Globalement, l'étude souligne une divergence importante entre les modes d'évaluation des besoins des personnes âgées et ceux des personnes handicapées. Cette divergence se traduit en termes d'organisation, de pratiques, de compétences mobilisées et de vécu de l'évaluation. Les principaux résultats portent sur les cinq axes suivants :

  1. Les concepts, les référentiels et les lois semblent être compris différemment par les professionnels de l'évaluation, ce qui peut conduire à une hétérogénéité des pratiques d'un département à l'autre mais aussi au sein d'une même équipe d'évaluateurs. Par conséquent, les acteurs de l'évaluation expriment des attentes fortes, de la part de la CNSA notamment, quant à la définition et à la diffusion d'un langage commun pour éclaircir certains points réglementaires, définir la "fiche de poste" de l'évaluateur, ou encore pour harmoniser les pratiques.
  2. Sur le plan de l'organisation interne et les relations partenariales, l'étude a mis en évidence une déperdition des informations transmises, une faible mobilisation des données déjà existantes, l’absence de relais d’informations et un manque de repères quant à la définition du rôle de chacun des acteurs de l’évaluation au niveau local. Les modalités de transmission, d’utilisation et de partage des informations ne sont pas optimales et les relations entre les différents partenaires semblent nécessiter une meilleure articulation.
  3. Concernant la place de l’usager, trois constats sont dégagés : les usagers n’ont pas la maîtrise suffisante de l’environnement institutionnel et de l’offre disponible, les besoins du demandeur ne sont pas évalués dans le cadre d’une « trajectoire des besoins » mais à l’instant « t », les demandeurs expriment le besoin d’avoir un interlocuteur unique et identifié au sein de la MDPH ou du Conseil général.
  4. Le facteur humain, présent dans l'évaluation, semble difficile à gérer pour les évaluateurs. Afin de faciliter cette gestion, il conviendrait de leur apporter une meilleure connaissance des degrés d'acceptation de la perte d'autonomie par l'usager, pour prendre une certaine distance, mieux gérer l'attitude d'empathie (qui a un impact sur leurs pratiques) et clarifier les rôles entre ce qui relève de l'évaluation et ce qui relève de l'accompagnement.

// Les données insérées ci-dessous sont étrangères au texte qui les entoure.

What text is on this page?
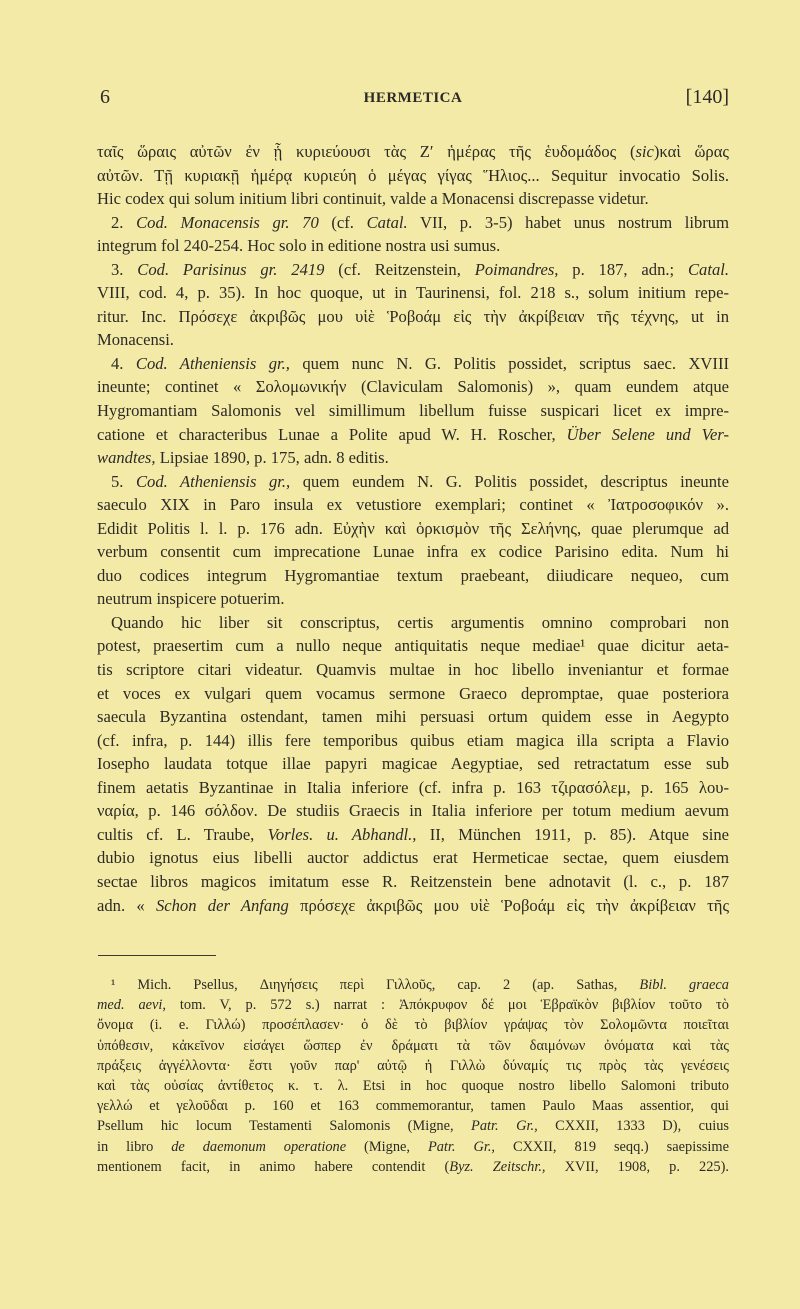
6	HERMETICA	[140]
ταῖς ὥραις αὐτῶν ἐν ᾗ κυριεύουσι τὰς Ζ′ ἡμέρας τῆς ἑυδομάδος (sic)καὶ ὥρας
αὐτῶν. Τῇ κυριακῇ ἡμέρᾳ κυριεύη ὁ μέγας γίγας Ἥλιος... Sequitur invocatio Solis.
Hic codex qui solum initium libri continuit, valde a Monacensi discrepasse videtur.
2. Cod. Monacensis gr. 70 (cf. Catal. VII, p. 3-5) habet unus nostrum librum
integrum fol 240-254. Hoc solo in editione nostra usi sumus.
3. Cod. Parisinus gr. 2419 (cf. Reitzenstein, Poimandres, p. 187, adn.; Catal.
VIII, cod. 4, p. 35). In hoc quoque, ut in Taurinensi, fol. 218 s., solum initium repe-
ritur. Inc. Πρόσεχε ἀκριβῶς μου υἱὲ Ῥοβοάμ εἰς τὴν ἀκρίβειαν τῆς τέχνης, ut in
Monacensi.
4. Cod. Atheniensis gr., quem nunc N. G. Politis possidet, scriptus saec. XVIII
ineunte; continet « Σολομωνικήν (Claviculam Salomonis) », quam eundem atque
Hygromantiam Salomonis vel simillimum libellum fuisse suspicari licet ex impre-
catione et characteribus Lunae a Polite apud W. H. Roscher, Über Selene und Ver-
wandtes, Lipsiae 1890, p. 175, adn. 8 editis.
5. Cod. Atheniensis gr., quem eundem N. G. Politis possidet, descriptus ineunte
saeculo XIX in Paro insula ex vetustiore exemplari; continet « Ἰατροσοφικόν ».
Edidit Politis l. l. p. 176 adn. Εὐχὴν καὶ ὁρκισμὸν τῆς Σελήνης, quae plerumque ad
verbum consentit cum imprecatione Lunae infra ex codice Parisino edita. Num hi
duo codices integrum Hygromantiae textum praebeant, diiudicare nequeo, cum
neutrum inspicere potuerim.
Quando hic liber sit conscriptus, certis argumentis omnino comprobari non
potest, praesertim cum a nullo neque antiquitatis neque mediae¹ quae dicitur aeta-
tis scriptore citari videatur. Quamvis multae in hoc libello inveniantur et formae
et voces ex vulgari quem vocamus sermone Graeco depromptae, quae posteriora
saecula Byzantina ostendant, tamen mihi persuasi ortum quidem esse in Aegypto
(cf. infra, p. 144) illis fere temporibus quibus etiam magica illa scripta a Flavio
Iosepho laudata totque illae papyri magicae Aegyptiae, sed retractatum esse sub
finem aetatis Byzantinae in Italia inferiore (cf. infra p. 163 τζιρασόλεμ, p. 165 λου-
ναρία, p. 146 σόλδον. De studiis Graecis in Italia inferiore per totum medium aevum
cultis cf. L. Traube, Vorles. u. Abhandl., II, München 1911, p. 85). Atque sine
dubio ignotus eius libelli auctor addictus erat Hermeticae sectae, quem eiusdem
sectae libros magicos imitatum esse R. Reitzenstein bene adnotavit (l. c., p. 187
adn. « Schon der Anfang πρόσεχε ἀκριβῶς μου υἱὲ Ῥοβοάμ εἰς τὴν ἀκρίβειαν τῆς
¹ Mich. Psellus, Διηγήσεις περὶ Γιλλοῦς, cap. 2 (ap. Sathas, Bibl. graeca
med. aevi, tom. V, p. 572 s.) narrat : Ἀπόκρυφον δέ μοι Ἑβραϊκὸν βιβλίον τοῦτο τὸ
ὄνομα (i. e. Γιλλώ) προσέπλασεν· ὁ δὲ τὸ βιβλίον γράψας τὸν Σολομῶντα ποιεῖται
ὑπόθεσιν, κἀκεῖνον εἰσάγει ὥσπερ ἐν δράματι τὰ τῶν δαιμόνων ὀνόματα καὶ τὰς
πράξεις ἀγγέλλοντα· ἔστι γοῦν παρ' αὐτῷ ἡ Γιλλὼ δύναμίς τις πρὸς τὰς γενέσεις
καὶ τὰς οὐσίας ἀντίθετος κ. τ. λ. Etsi in hoc quoque nostro libello Salomoni tributo
γελλώ et γελοῦδαι p. 160 et 163 commemorantur, tamen Paulo Maas assentior, qui
Psellum hic locum Testamenti Salomonis (Migne, Patr. Gr., CXXII, 1333 D), cuius
in libro de daemonum operatione (Migne, Patr. Gr., CXXII, 819 seqq.) saepissime
mentionem facit, in animo habere contendit (Byz. Zeitschr., XVII, 1908, p. 225).
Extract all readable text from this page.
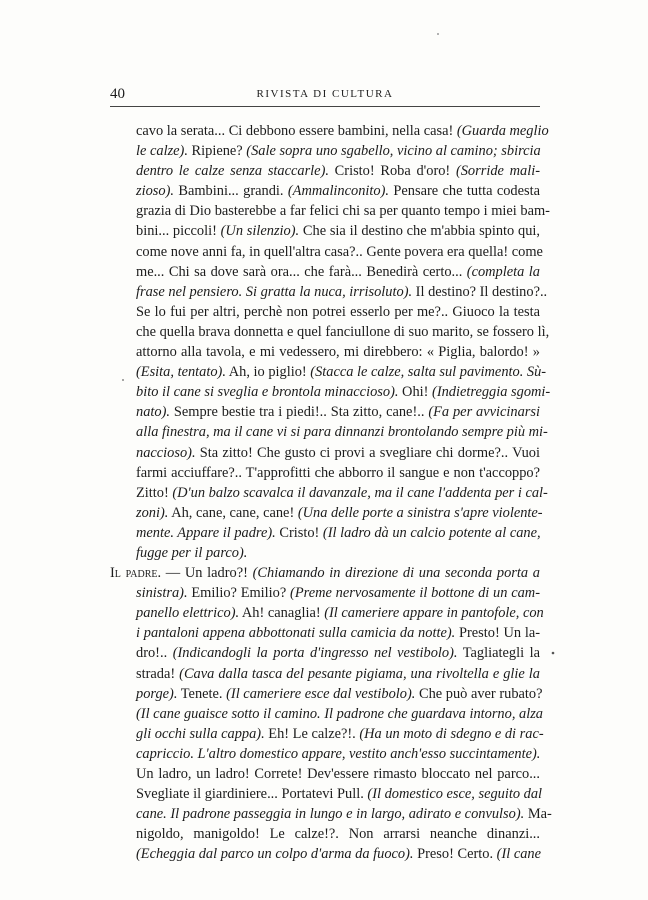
40	RIVISTA DI CULTURA
cavo la serata... Ci debbono essere bambini, nella casa! (Guarda meglio
le calze). Ripiene? (Sale sopra uno sgabello, vicino al camino; sbircia
dentro le calze senza staccarle). Cristo! Roba d'oro! (Sorride mali-
zioso). Bambini... grandi. (Ammalinconito). Pensare che tutta codesta
grazia di Dio basterebbe a far felici chi sa per quanto tempo i miei bam-
bini... piccoli! (Un silenzio). Che sia il destino che m'abbia spinto qui,
come nove anni fa, in quell'altra casa?.. Gente povera era quella! come
me... Chi sa dove sarà ora... che farà... Benedirà certo... (completa la
frase nel pensiero. Si gratta la nuca, irrisoluto). Il destino? Il destino?..
Se lo fui per altri, perchè non potrei esserlo per me?.. Giuoco la testa
che quella brava donnetta e quel fanciullone di suo marito, se fossero lì,
attorno alla tavola, e mi vedessero, mi direbbero: « Piglia, balordo! »
(Esita, tentato). Ah, io piglio! (Stacca le calze, salta sul pavimento. Sù-
bito il cane si sveglia e brontola minaccioso). Ohi! (Indietreggia sgomi-
nato). Sempre bestie tra i piedi!.. Sta zitto, cane!.. (Fa per avvicinarsi
alla finestra, ma il cane vi si para dinnanzi brontolando sempre più mi-
naccioso). Sta zitto! Che gusto ci provi a svegliare chi dorme?.. Vuoi
farmi acciuffare?.. T'approfitti che abborro il sangue e non t'accoppo?
Zitto! (D'un balzo scavalca il davanzale, ma il cane l'addenta per i cal-
zoni). Ah, cane, cane, cane! (Una delle porte a sinistra s'apre violente-
mente. Appare il padre). Cristo! (Il ladro dà un calcio potente al cane,
fugge per il parco).
Il padre. — Un ladro?! (Chiamando in direzione di una seconda porta a
sinistra). Emilio? Emilio? (Preme nervosamente il bottone di un cam-
panello elettrico). Ah! canaglia! (Il cameriere appare in pantofole, con
i pantaloni appena abbottonati sulla camicia da notte). Presto! Un la-
dro!.. (Indicandogli la porta d'ingresso nel vestibolo). Tagliategli la
strada! (Cava dalla tasca del pesante pigiama, una rivoltella e glie la
porge). Tenete. (Il cameriere esce dal vestibolo). Che può aver rubato?
(Il cane guaisce sotto il camino. Il padrone che guardava intorno, alza
gli occhi sulla cappa). Eh! Le calze?!. (Ha un moto di sdegno e di rac-
capriccio. L'altro domestico appare, vestito anch'esso succintamente).
Un ladro, un ladro! Correte! Dev'essere rimasto bloccato nel parco...
Svegliate il giardiniere... Portatevi Pull. (Il domestico esce, seguito dal
cane. Il padrone passeggia in lungo e in largo, adirato e convulso). Ma-
nigoldo, manigoldo! Le calze!?. Non arrarsi neanche dinanzi...
(Echeggia dal parco un colpo d'arma da fuoco). Preso! Certo. (Il cane
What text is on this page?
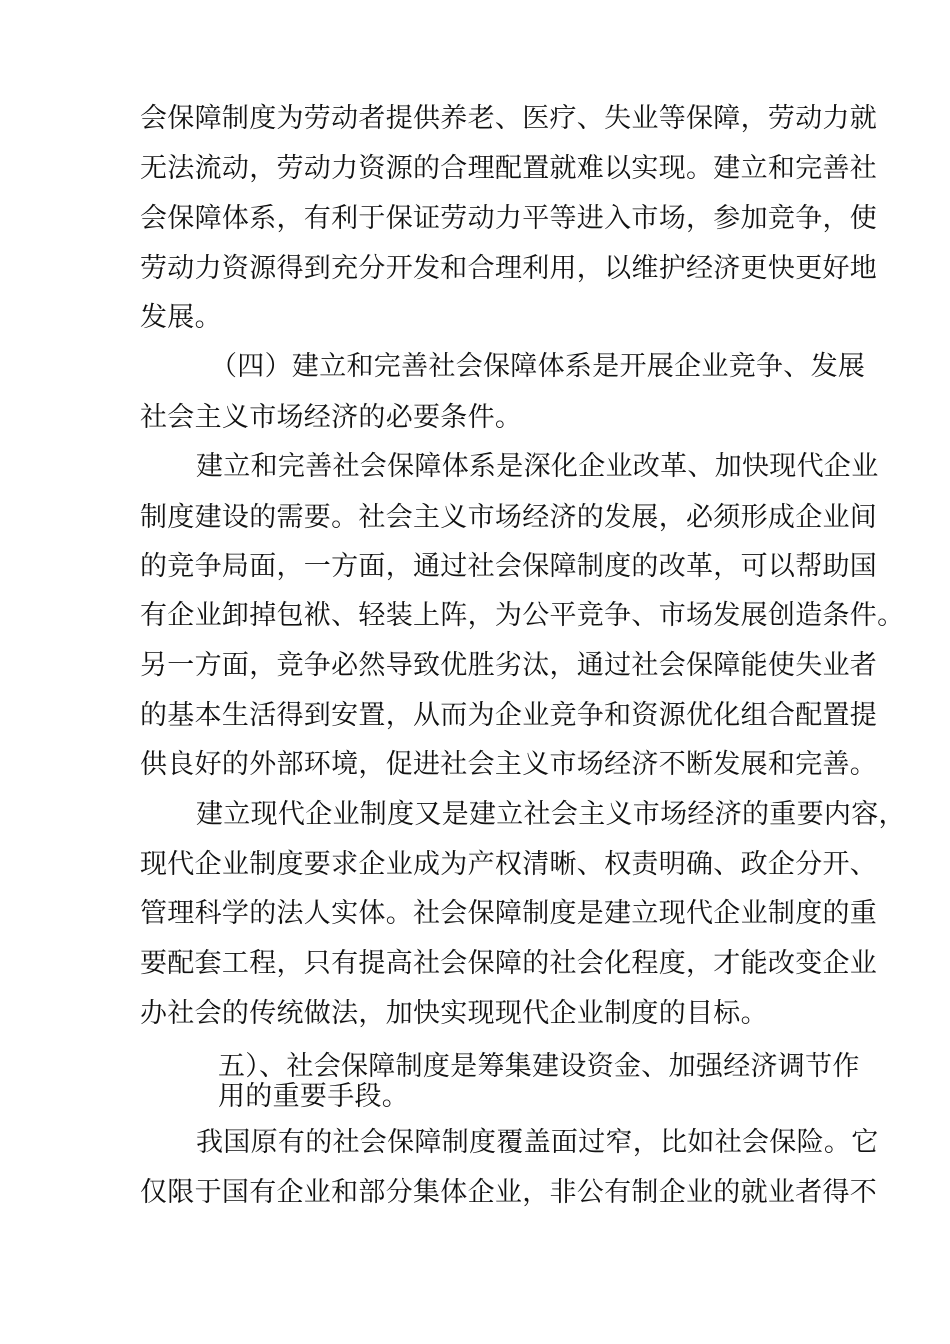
会保障制度为劳动者提供养老、医疗、失业等保障，劳动力就
无法流动，劳动力资源的合理配置就难以实现。建立和完善社
会保障体系，有利于保证劳动力平等进入市场，参加竞争，使
劳动力资源得到充分开发和合理利用，以维护经济更快更好地
发展。
（四）建立和完善社会保障体系是开展企业竞争、发展
社会主义市场经济的必要条件。
建立和完善社会保障体系是深化企业改革、加快现代企业
制度建设的需要。社会主义市场经济的发展，必须形成企业间
的竞争局面，一方面，通过社会保障制度的改革，可以帮助国
有企业卸掉包袱、轻装上阵，为公平竞争、市场发展创造条件。
另一方面，竞争必然导致优胜劣汰，通过社会保障能使失业者
的基本生活得到安置，从而为企业竞争和资源优化组合配置提
供良好的外部环境，促进社会主义市场经济不断发展和完善。
建立现代企业制度又是建立社会主义市场经济的重要内容，
现代企业制度要求企业成为产权清晰、权责明确、政企分开、
管理科学的法人实体。社会保障制度是建立现代企业制度的重
要配套工程，只有提高社会保障的社会化程度，才能改变企业
办社会的传统做法，加快实现现代企业制度的目标。
五）、社会保障制度是筹集建设资金、加强经济调节作
用的重要手段。
我国原有的社会保障制度覆盖面过窄，比如社会保险。它
仅限于国有企业和部分集体企业，非公有制企业的就业者得不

  5. De façon générale, l'évaluation objective n’existe pas mais dépend des représentations individuelles et elle est surtout réalisée en prenant en compte les aides disponibles au niveau territorial. La pratique d'évaluation est aussi fonction du type de demande et non du type de handicap. Enfin, le moment de réalisation de l’évaluation en établissement est difficilement perceptible tant par les usagers que par les évaluateurs : l’évaluation est diffuse dans le temps.

Ce projet a été soutenu par la CNSA dans le cadre de l'axe 2 : Evaluation des besoins individuels et de la situation de la personne et préconisations.